Peter Calthorpe is one of the founders and the first board president of Congress of New Urbanism. For his contribution in redefining the models of urban and suburban growth, Calthorpe was named one of 25 “innovators on the cutting edge” by Newsweek Magazine and was awarded ULI’s prestigious “J.C. Nichols Prize for Visionaries in Urban Development” in 2006.
His work in Europe, Asia and the Middle East has demonstrated that community design with a focus on environmental sustainability and human scale can be adapted throughout the globe. His current work throughout China is focused on developing standards and examples of Low Carbon Cities in Beijing, Chongqing, Kunming, Zhuhai, Jinan, and other major cities. This experience led to the publication of Emerald Cities; Planning for Smart and Green China and the adoption by the Chinese State Council of its design principles. Currently his work with the State of California has led the adoption of state of the art software, UrbanFootprint, used to measure the social, environmental and economic impacts of differing development patterns in advancing low carbon futures for the state.
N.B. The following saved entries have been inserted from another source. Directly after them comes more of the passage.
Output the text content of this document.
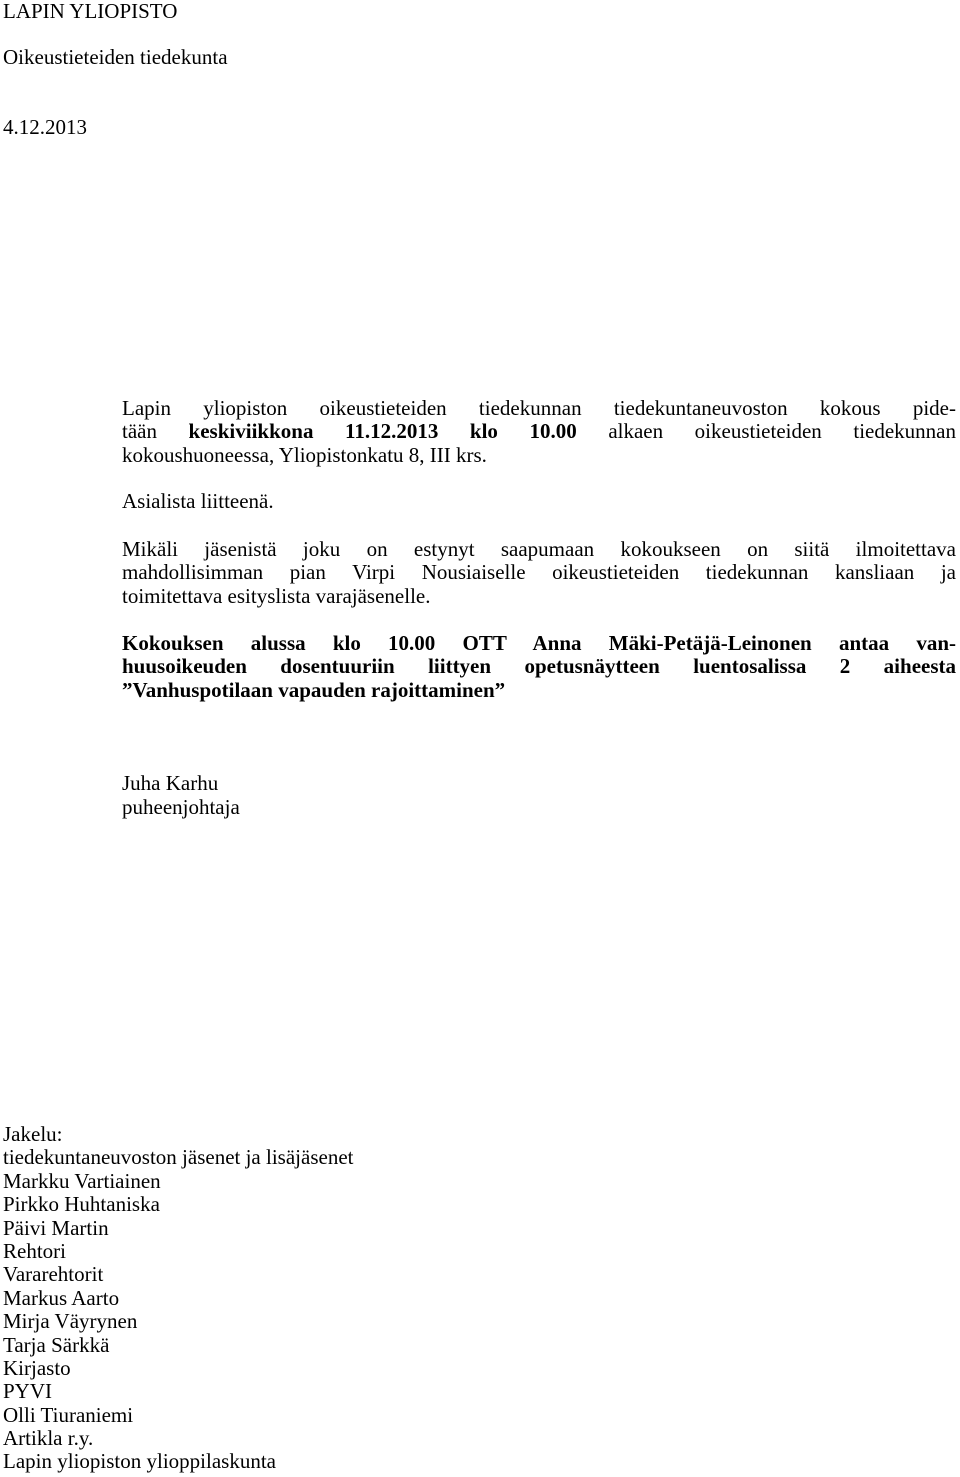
LAPIN YLIOPISTO
Oikeustieteiden tiedekunta
4.12.2013
Lapin yliopiston oikeustieteiden tiedekunnan tiedekuntaneuvoston kokous pide-
tään keskiviikkona 11.12.2013 klo 10.00 alkaen oikeustieteiden tiedekunnan
kokoushuoneessa, Yliopistonkatu 8, III krs.
Asialista liitteenä.
Mikäli jäsenistä joku on estynyt saapumaan kokoukseen on siitä ilmoitettava
mahdollisimman pian Virpi Nousiaiselle oikeustieteiden tiedekunnan kansliaan ja
toimitettava esityslista varajäsenelle.
Kokouksen alussa klo 10.00 OTT Anna Mäki-Petäjä-Leinonen antaa van-
huusoikeuden dosentuuriin liittyen opetusnäytteen luentosalissa 2 aiheesta
”Vanhuspotilaan vapauden rajoittaminen”
Juha Karhu
puheenjohtaja
Jakelu:
tiedekuntaneuvoston jäsenet ja lisäjäsenet
Markku Vartiainen
Pirkko Huhtaniska
Päivi Martin
Rehtori
Vararehtorit
Markus Aarto
Mirja Väyrynen
Tarja Särkkä
Kirjasto
PYVI
Olli Tiuraniemi
Artikla r.y.
Lapin yliopiston ylioppilaskunta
Through design, innovation, publications, and realized projects, Peter Calthorpe’s 30 year practice has helped solidify a global trend towards the key principles of New Urbanism: that successful places – whether neighborhoods, towns, urban districts or metropolitan regions – must be diverse in uses and users, must be scaled to the pedestrian and human interaction, and must be environmentally sustainable.